Seeing the cover and title of the book Treasures of Lakshmi: The Goddess Who Gives by the accomplished authors and leading literary figures of our times Namita Gokhale and Malashri Lal, one is at once intrigued and enthralled. The picture of the Goddess on the cover is not that of the conventional, perfectly etched and statuesque Lakshmi in a red sari sitting or standing on her lotus one is accustomed to see in calendars and pray before in paintings and idols. Instead, one sees an expressive, imposingly crowned, plump bust of the goddess, wearing Maharashtrian finery including the nath, who gazes at you with a half-smile of benediction, exuding power.

One is truly primed to unlock a treasure chest of the expected and least expected revelations; of the sacred alongside the poignantly human.
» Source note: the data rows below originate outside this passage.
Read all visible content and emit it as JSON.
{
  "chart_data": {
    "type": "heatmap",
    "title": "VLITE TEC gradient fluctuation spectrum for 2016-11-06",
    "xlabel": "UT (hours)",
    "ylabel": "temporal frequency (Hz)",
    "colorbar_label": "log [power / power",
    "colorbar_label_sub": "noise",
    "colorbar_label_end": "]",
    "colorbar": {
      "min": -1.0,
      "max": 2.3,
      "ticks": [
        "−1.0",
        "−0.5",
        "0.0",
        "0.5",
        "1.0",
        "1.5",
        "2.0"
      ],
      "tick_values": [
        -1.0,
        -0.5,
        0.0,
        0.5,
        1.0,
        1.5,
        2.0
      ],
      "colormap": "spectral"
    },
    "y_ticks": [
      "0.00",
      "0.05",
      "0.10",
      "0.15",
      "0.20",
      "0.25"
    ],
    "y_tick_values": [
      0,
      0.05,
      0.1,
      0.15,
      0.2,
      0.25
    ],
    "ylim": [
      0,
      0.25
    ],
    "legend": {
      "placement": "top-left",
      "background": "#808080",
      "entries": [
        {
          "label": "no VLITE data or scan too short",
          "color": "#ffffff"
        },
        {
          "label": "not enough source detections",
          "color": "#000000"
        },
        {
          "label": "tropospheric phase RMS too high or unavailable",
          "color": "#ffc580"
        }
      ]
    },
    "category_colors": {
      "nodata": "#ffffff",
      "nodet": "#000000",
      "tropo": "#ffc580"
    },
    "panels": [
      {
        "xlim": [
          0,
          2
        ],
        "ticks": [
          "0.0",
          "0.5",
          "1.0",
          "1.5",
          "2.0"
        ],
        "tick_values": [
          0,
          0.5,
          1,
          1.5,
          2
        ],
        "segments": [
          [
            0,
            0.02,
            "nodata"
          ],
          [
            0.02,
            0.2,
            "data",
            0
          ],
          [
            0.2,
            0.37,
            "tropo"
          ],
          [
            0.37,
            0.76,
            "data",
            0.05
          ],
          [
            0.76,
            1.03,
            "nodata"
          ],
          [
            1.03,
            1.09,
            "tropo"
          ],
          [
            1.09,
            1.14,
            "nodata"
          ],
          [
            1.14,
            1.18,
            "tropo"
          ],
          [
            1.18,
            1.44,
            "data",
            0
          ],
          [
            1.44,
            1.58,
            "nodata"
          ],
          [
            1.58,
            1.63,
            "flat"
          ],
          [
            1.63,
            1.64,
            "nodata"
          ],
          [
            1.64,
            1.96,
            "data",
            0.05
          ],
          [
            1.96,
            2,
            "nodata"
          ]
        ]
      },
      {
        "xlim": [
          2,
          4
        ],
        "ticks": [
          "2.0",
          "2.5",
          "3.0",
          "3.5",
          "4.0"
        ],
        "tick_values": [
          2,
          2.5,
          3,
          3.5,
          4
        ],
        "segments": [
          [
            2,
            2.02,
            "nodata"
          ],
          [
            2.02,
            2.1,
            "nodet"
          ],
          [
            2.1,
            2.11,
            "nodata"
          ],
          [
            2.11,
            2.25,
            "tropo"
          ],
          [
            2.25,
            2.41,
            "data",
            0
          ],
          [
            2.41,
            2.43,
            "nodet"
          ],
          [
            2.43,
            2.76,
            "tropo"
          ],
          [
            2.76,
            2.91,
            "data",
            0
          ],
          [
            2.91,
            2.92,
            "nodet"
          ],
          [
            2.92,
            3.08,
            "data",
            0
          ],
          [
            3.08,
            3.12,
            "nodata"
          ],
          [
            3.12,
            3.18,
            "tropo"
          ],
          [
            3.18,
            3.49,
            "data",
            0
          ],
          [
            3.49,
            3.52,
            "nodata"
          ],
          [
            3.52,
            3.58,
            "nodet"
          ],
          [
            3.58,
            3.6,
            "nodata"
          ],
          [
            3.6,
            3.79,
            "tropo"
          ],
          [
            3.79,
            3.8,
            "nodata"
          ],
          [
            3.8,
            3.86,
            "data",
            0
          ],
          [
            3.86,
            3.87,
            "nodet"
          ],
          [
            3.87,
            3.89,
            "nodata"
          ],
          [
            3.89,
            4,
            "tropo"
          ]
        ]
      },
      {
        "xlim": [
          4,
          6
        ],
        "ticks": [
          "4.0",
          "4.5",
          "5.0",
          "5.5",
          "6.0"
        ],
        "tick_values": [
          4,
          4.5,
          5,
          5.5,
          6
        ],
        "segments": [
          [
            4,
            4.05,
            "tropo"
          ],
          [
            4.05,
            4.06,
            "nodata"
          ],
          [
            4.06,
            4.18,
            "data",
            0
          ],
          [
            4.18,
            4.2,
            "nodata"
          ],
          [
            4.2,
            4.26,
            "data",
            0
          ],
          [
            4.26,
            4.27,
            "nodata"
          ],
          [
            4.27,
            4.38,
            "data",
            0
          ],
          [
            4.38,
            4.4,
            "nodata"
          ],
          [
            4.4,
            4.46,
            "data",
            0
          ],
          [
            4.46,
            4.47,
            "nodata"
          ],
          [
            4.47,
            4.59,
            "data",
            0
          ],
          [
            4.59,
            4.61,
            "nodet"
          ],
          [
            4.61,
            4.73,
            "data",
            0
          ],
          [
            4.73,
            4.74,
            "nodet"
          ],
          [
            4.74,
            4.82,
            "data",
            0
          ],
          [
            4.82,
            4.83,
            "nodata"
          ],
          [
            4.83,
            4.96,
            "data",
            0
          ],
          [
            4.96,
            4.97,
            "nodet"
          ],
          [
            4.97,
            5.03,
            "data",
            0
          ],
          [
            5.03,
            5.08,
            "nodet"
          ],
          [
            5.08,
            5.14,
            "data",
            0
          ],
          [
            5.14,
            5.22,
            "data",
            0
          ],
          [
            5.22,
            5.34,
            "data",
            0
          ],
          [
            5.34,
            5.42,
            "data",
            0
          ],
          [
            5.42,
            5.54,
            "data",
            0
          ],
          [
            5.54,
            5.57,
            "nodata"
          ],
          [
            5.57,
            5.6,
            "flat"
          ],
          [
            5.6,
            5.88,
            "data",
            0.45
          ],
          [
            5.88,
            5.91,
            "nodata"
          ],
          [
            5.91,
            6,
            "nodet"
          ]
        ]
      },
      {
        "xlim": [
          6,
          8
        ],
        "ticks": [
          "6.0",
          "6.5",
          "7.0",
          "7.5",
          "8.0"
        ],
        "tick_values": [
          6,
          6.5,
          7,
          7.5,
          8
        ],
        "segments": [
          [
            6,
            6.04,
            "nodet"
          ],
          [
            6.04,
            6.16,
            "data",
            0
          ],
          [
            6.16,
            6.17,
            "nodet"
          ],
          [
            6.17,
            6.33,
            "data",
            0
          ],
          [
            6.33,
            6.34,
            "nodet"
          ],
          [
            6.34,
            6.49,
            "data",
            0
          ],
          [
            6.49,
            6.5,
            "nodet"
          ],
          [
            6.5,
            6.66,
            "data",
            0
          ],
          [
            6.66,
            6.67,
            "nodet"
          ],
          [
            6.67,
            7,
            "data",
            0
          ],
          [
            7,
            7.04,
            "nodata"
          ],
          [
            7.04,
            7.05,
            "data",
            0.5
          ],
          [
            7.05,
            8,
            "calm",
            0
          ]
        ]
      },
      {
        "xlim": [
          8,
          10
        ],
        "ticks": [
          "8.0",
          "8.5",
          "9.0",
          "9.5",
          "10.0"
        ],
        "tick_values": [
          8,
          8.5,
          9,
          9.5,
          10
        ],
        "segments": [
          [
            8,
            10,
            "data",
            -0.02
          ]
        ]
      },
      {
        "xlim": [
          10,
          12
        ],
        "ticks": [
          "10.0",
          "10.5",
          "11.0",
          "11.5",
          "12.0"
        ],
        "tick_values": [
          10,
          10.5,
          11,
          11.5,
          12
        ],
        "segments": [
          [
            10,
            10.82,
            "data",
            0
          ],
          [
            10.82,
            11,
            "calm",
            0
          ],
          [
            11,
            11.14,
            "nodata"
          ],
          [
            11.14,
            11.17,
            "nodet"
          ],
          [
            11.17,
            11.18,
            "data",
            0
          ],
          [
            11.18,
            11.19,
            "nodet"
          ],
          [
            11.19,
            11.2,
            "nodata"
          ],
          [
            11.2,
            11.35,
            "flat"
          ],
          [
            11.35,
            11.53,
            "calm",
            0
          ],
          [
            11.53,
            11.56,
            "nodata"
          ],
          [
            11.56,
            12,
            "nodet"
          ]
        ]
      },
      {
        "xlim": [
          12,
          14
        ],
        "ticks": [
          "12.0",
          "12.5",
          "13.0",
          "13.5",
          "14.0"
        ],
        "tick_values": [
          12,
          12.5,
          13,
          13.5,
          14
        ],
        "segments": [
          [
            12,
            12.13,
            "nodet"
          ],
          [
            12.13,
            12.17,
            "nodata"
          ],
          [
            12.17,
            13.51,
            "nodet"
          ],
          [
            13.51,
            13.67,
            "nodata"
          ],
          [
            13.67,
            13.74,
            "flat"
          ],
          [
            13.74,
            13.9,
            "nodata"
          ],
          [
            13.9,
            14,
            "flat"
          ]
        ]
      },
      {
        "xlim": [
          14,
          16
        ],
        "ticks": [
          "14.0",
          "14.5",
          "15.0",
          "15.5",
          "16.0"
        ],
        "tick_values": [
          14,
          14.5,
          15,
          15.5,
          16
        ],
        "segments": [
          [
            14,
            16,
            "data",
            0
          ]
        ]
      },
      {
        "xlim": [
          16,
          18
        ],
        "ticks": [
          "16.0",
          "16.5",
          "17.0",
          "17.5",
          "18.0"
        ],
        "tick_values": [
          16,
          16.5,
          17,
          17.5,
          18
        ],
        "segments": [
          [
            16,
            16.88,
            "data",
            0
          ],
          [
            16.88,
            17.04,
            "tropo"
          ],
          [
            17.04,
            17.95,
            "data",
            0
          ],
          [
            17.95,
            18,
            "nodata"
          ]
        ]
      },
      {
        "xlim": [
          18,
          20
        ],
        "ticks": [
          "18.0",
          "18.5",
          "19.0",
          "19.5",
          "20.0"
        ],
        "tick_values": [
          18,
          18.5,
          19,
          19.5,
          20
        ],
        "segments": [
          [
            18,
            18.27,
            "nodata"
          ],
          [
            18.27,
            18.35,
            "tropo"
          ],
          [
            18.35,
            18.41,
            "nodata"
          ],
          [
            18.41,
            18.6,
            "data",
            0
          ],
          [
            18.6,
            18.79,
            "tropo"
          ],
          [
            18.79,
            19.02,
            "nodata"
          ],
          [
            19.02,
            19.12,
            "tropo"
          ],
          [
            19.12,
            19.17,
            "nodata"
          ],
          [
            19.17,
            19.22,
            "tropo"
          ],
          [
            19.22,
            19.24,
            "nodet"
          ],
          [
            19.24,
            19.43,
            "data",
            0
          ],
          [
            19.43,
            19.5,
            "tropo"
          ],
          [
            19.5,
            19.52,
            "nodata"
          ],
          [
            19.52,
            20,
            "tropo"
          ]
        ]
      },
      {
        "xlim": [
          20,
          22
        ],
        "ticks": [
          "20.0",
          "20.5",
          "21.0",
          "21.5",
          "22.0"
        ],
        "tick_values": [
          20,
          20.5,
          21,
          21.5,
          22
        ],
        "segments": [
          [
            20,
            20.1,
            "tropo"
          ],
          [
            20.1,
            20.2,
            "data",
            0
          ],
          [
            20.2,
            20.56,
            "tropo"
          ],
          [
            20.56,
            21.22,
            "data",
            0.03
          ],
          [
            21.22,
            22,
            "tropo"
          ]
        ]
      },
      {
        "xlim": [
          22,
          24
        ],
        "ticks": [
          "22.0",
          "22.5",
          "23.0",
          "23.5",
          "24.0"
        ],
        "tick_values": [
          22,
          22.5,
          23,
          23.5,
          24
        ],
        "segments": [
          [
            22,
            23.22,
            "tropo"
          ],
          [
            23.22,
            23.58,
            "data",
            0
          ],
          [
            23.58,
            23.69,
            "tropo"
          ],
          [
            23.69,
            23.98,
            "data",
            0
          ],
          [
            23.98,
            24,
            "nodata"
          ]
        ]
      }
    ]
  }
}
One is stirred by the ancient sages’, including the great Shankaracharya’s sublime envisioning of her, even as she is with us in the modern age as part of what Malashri calls materiality and ‘brand rhetoric’; the beguiling stories that flow from the Ganga of ancestral memories to those stories dreamt up in our village huts by grandmothers in different parts of Bharatavarsha; the prayers and chants coming down from the Vedic age to aartis and verses sung by the everyday bhaktas and poets of this unique Sacred Feminine that Sri Lakshmi embodies.